# The heat released when 1.00 g of ethanol (Mr = 46.0) undergoes complete combustion is

I have attemoted this question 3 times and still do not understand how I do it i was thinking to work out the moles of ethanol times it by 29.8KJ but before convert it into J and then times this by avg const. but im not getting any answer that is close? , am i miss an imoortant steP?

Sorry the full question is here: The heat released when 1.00 g of ethanol (Mr = 46.0) undergoes complete
combustion is 29.8 kJ
What is the heat released by each molecule, in joules, when ethanol undergoes
complete combustion?
(the Avogadro constant L = 6.022 × 1023 mol–1)
(edited 7 months ago)
Original post by Hersoul
I have attemoted this question 3 times and still do not understand how I do it i was thinking to work out the moles of ethanol times it by 29.8KJ but before convert it into J and then times this by avg const. but im not getting any answer that is close? , am i miss an imoortant steP?

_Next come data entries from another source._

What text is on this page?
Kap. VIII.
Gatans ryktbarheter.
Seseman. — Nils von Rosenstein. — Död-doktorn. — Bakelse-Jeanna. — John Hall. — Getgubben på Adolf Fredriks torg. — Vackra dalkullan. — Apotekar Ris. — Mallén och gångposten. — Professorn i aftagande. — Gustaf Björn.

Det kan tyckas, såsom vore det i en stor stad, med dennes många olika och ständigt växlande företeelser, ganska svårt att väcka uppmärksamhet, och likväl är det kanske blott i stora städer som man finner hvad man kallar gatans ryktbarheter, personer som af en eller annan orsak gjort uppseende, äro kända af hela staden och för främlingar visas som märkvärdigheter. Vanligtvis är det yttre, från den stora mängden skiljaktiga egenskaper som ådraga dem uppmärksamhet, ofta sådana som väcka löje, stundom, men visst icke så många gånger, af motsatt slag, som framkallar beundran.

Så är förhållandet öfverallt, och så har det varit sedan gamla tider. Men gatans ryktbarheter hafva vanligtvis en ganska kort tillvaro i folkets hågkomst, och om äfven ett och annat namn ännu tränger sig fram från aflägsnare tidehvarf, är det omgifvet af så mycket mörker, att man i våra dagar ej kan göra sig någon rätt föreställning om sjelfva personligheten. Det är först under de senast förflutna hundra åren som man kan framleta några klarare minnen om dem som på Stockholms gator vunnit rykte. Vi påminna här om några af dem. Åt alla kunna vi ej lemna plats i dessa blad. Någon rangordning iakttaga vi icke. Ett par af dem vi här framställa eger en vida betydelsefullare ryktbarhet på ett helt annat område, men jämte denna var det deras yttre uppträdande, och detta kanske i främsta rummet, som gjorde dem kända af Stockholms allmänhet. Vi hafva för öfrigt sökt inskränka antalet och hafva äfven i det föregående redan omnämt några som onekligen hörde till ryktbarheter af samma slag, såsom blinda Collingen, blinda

Sorry the full question is here: The heat released when 1.00 g of ethanol (Mr = 46.0) undergoes complete
combustion is 29.8 kJ
What is the heat released by each molecule, in joules, when ethanol undergoes
complete combustion?
(the Avogadro constant L = 6.022 × 1023 mol–1)

Have you tried following essentially the same method, except try dividing by Avogadro’s constant instead of multiplying.

Edit: apologies, I had misread your initial method a little and now can see where the error is.
(edited 7 months ago)
Original post by TypicalNerd
Have you tried following essentially the same method, except try dividing by Avogadro’s constant instead of multiplying.

I have done it this way as well unfortunately it gives the answer 1.07 x 10^19 when the correct answer is meant to be 2.28 x 10^-18 J
Original post by Hersoul
I have done it this way as well unfortunately it gives the answer 1.07 x 10^19 when the correct answer is meant to be 2.28 x 10^-18 J

I just tried it by the method I had in mind and it worked. Let’s try a slightly different way.

Start by calculating the number of moles of ethanol in 1 gram
Original post by TypicalNerd
I just tried it by the method I had in mind and it worked. Let’s try a slightly different way.

Start by calculating the number of moles of ethanol in 1 gram

moles=mass/mr 1g/46(mr)= 0.0217 moles, then to work out the number of moles its 0.0217 x 6.022x10^23= 1.039x10^22 but then do we times by 0.0298J
Original post by Hersoul
moles=mass/mr 1g/46(mr)= 0.0217 moles, then to work out the number of moles its 0.0217 x 6.022x10^23= 1.039x10^22 but then do we times by 0.0298J

You pre-empted my next step… you are meant to work out how many molecules of ethanol are in the sample, but you do not multiply by 0.0298 J.

You then divide 29.8 kJ by the number of molecules in 1 gram, since 29.8 kJ is how much energy is released when 1 gram of ethanol is burnt.
Original post by TypicalNerd
You pre-empted my next step… you are meant to work out how many molecules of ethanol are in the sample, but you do not multiply by 0.0298 J.

You then divide 29.8 kJ by the number of molecules in 1 gram, since 29.8 kJ is how much energy is released when 1 gram of ethanol is burnt.

the ans I got for this step is 4.39 x 10^20
Original post by Hersoul
the ans I got for this step is 4.39 x 10^20

Are you sure that (29.8 kJ)/(1.309 x 10^22) equals that?

Also, apologies for the late response - I'm now a full time uni student.
(edited 7 months ago)
Original post by TypicalNerd
Have you tried following essentially the same method, except try dividing by Avogadro’s constant instead of multiplying.

Edit: apologies, I had misread your initial method a little and now can see where the error is.

First you have to time the Mr (46) with the converted combustion ( 29.8 x 10^3). Then divide it by the Avogadro constant L(6.022x10^23) and it gives you 2.276x10^-18 J by doing 3 significant figures 2.28x10^-18 J
I did it like that and It gave me the correct solution. I jope this can help other people
(edited 4 months ago)
Original post by garoi001.309
First you have to time the Mr (46) with the converted combustion ( 29.8 x 10^3). Then divide it by the Avogadro constant L(6.022x10^23) and it gives you 2.276x10^-18 J by doing 3 significant figures 2.28x10^-18 J
I did it like that and It gave me the correct solution. I jope this can help other people

That is a correct solution. Nicely done